Purchase
Purchase in accountancy is anything that you take as a possession for the purpose of running a business or for production. It is the process of transferring ownership over a product or a service in exchange for a predetermined monetary amount. It can be an asset, item or property or gain rights by paying the monetary amount to complete a transaction.
What do you mean by Purchase?
In accounting terms, a purchase is a process in which the individual or business incurs the cost to buy an inventory of goods for production or operations or resale in the course of the business activities during the accounting period. It is an operation carried out routinely in various businesses. Once the owner gains rights to the product/service, they can dispose of it as per their willingness.
The purchase activity is a much more formal procedure in a corporate setup. A small petty Purchase is less complex than a more significant Purchase, as those require analysis. Businesses can make these Purchases in cash as well as in credit. Purchases are an expensive treatment and are a part of the income statement within COGS [cost of goods sold].
In the financial statements, any purchase made by the business increases the expenditure and decreases the company’s assets [current]. The effect of the Purchase of books of account is such that the expense is debited while the assets are credited. Along with that, there is an increase in the inventories of the business. But, the Purchase does not include the inventory here.
Types of Purchases
The Purchase has a different meaning for various kinds of businesses. Like a retail business, Purchase caters to buying finished products for resale. Whereas, for manufacturing, businesses’ purchase is a part of acquiring raw materials for production.
Purchase made in the business has many phases. As mentioned above, purchases can be made for raw materials or resale of finished products, depending on the industry type.
Purchase is also made when we acquire fixed assets for the business. Fixed assets may include – plants, buildings, factories, vehicles or even land. These purchases increase the holdings of the company. These purchases are capitalised in the books of accounts created during the accounting year. Instead of being considered expenses, the Purchase of fixed assets is counted as procurement of assets in the trading, profit and loss account.
Nature of Purchases
A purchase occurs when a seller and buyer agree on a specific price for any products or service marked at a predetermined amount within the market environment. This Purchase can take place only in monetary terms – which includes cash and credit transactions. On the one hand, cash purchase occurs when the buyer is ready to make the payment immediately. On the other hand, a credit purchase is when the buyer has transferred the ownership. Still, he pays the product’s total monetary value within a specified period – as mutually decided by the buyer and seller during the initial stage.
A cash purchase occurs in the market when the buyer agrees to pay the total value of the product or the service in totality at the time of transfer of ownership. Cash purchase often takes place when the products or service is ready or fully prepared at the time of purchase. It is common in the retail industry, as the goods and services are primarily ready-made, and traders can immediately transfer ownership. While, in a manufacturing type of business – the products are usually prepared after order. Therefore, it usually doesn’t undergo a cash purchase.
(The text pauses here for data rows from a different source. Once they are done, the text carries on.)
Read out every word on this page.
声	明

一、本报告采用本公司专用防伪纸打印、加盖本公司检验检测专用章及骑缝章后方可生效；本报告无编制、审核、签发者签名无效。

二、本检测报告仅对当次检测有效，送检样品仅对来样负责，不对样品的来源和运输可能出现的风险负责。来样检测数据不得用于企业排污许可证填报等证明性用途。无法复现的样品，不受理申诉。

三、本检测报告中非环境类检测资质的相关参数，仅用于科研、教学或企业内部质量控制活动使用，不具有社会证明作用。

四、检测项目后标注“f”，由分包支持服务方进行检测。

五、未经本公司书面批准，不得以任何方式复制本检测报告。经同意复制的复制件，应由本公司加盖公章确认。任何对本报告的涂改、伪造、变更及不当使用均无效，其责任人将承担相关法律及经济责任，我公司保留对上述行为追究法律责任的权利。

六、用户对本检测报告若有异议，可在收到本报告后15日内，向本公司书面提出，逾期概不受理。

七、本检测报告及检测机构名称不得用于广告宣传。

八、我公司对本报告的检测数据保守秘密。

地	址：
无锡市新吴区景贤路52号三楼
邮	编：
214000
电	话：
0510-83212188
Treatment of cash and credit purchase
For a cash purchase, double-entry is passed in the books of accounts. First, the purchase account is a nominal account debited in the income statement. Then, the cash is a real account credited [as we cash goes out of the business]. The purchase account is debited as the expenses of the business increase. While the cash account is credited because cash is a current asset for the business, and it decreases after the payment is made for the products/services.
Again, a double entry is made in the financial statements for credit purchases. The purchase account is also first debited because it is a nominal account. The difference is that instead of a cash account, we credit the creditor’s account [creditor – is the individual/ business from whom we are making the Purchase on credit]. Purchase is debited as the expense side of the business increases. At the same time, the creditor account is also increased as the credit to the business increases. The creditor’s account is debited at the time of payment to the creditor, and the cash account is credited. Here, as we are closing our old debts and reducing the liabilities, we debit the creditor’s account and decrease our current assets [cash], which is why we credit it.
In the end, we can say that Purchase is an integral part of business activities. That active part occurs daily for any business, whether big or small. However, the nature and method of Purchase vary for every business. Whether government or private, every company has to make a purchase; the quantity and quality may differ. Therefore, the Purchase is a crucial part of financial accounting.